Griffith also responded to allegations regarding his being off-island this week and unavailable to the hospital board.

“I’ve been here all week long and been at work every single day,” Griffith said. “The other thing not accurate is the board member (Wallace Phair) saying they are not in the loop. We’ve met a few times and I’ve given them a thorough picture of where we think we need to go and I’ve included them in the discussion and I’m not making all the decisions by myself,” he said.

Acting Board Chairman Anthony Ricketts said he’d noticed the difference around the hospital already since the Six Sigma training program began.

“I have actually seen a change in how a lot of the staff addresses issues and problems and situations that come up on a daily basis in the organization,” Ricketts said. “I truly and 100 percent supported this certification project and look forward to the next set of graduates.”

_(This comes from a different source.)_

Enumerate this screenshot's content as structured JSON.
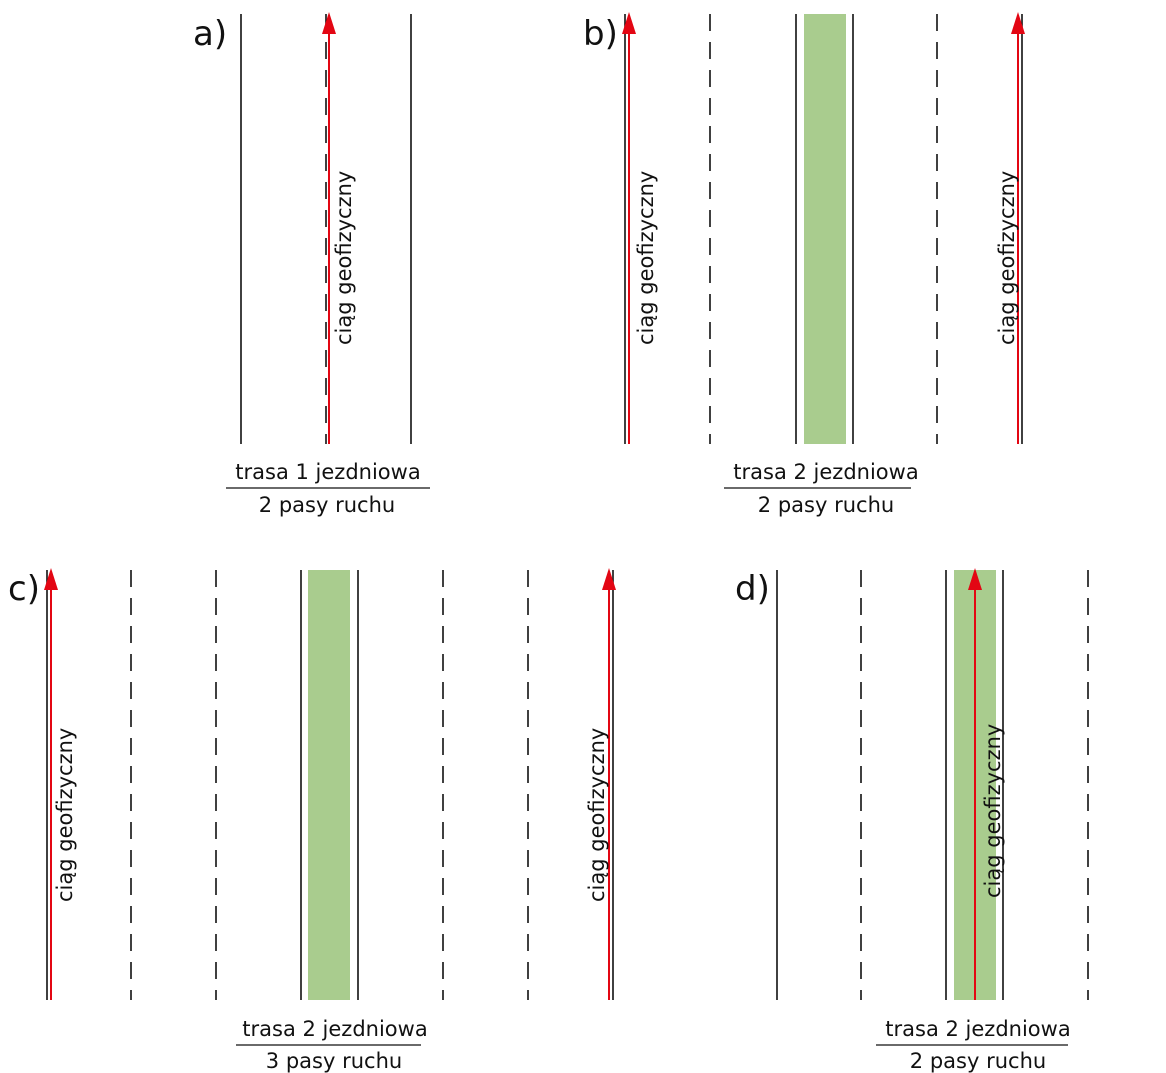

Larry Kupfer, the CEO for the Virgin Islands Next Generation Network and the former CEO of Hovensa, told graduates and those in attendance he was glad the hospital was participating in the Six Sigma program and that they were the first V.I. government agency to do it.

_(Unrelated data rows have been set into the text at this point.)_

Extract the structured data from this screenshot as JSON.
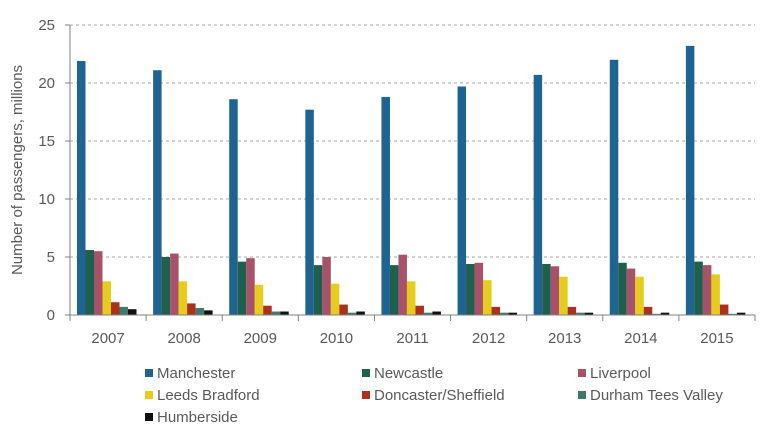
{
  "chart_data": {
    "type": "bar",
    "title": "",
    "xlabel": "",
    "ylabel": "Number of passengers, millions",
    "ylim": [
      0,
      25
    ],
    "yticks": [
      0,
      5,
      10,
      15,
      20,
      25
    ],
    "grid": "horizontal dashed",
    "legend_position": "bottom",
    "categories": [
      "2007",
      "2008",
      "2009",
      "2010",
      "2011",
      "2012",
      "2013",
      "2014",
      "2015"
    ],
    "series": [
      {
        "name": "Manchester",
        "color": "#1f6391",
        "values": [
          21.9,
          21.1,
          18.6,
          17.7,
          18.8,
          19.7,
          20.7,
          22.0,
          23.2
        ]
      },
      {
        "name": "Newcastle",
        "color": "#1f5f4e",
        "values": [
          5.6,
          5.0,
          4.6,
          4.3,
          4.3,
          4.4,
          4.4,
          4.5,
          4.6
        ]
      },
      {
        "name": "Liverpool",
        "color": "#a8526a",
        "values": [
          5.5,
          5.3,
          4.9,
          5.0,
          5.2,
          4.5,
          4.2,
          4.0,
          4.3
        ]
      },
      {
        "name": "Leeds Bradford",
        "color": "#e6cc1c",
        "values": [
          2.9,
          2.9,
          2.6,
          2.7,
          2.9,
          3.0,
          3.3,
          3.3,
          3.5
        ]
      },
      {
        "name": "Doncaster/Sheffield",
        "color": "#a8321e",
        "values": [
          1.1,
          1.0,
          0.8,
          0.9,
          0.8,
          0.7,
          0.7,
          0.7,
          0.9
        ]
      },
      {
        "name": "Durham Tees Valley",
        "color": "#3d7a6d",
        "values": [
          0.7,
          0.6,
          0.3,
          0.2,
          0.2,
          0.2,
          0.2,
          0.1,
          0.1
        ]
      },
      {
        "name": "Humberside",
        "color": "#111111",
        "values": [
          0.5,
          0.4,
          0.3,
          0.3,
          0.3,
          0.2,
          0.2,
          0.2,
          0.2
        ]
      }
    ]
  }
}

“This needs to spread to other areas of government,” Kupfer said. “I think it would make a vast improvement in everything the government does.”

Kupfer closed the ceremony having graduates stand in pairs of two and push their palms against their partner’s. When someone does that to another person, that person pushes back.

“Natural resistance,” Kupfer called it.

“The important thing to learn here is to pay attention to resistance, “Kupfer said. “Don’t run away from resistance, but run towards it. That’s where the learning is.”

He continued, “You’re going to hear ‘This is the way we’ve always done it,’ and as we know from Six Sigma, there is always a better way to do it.”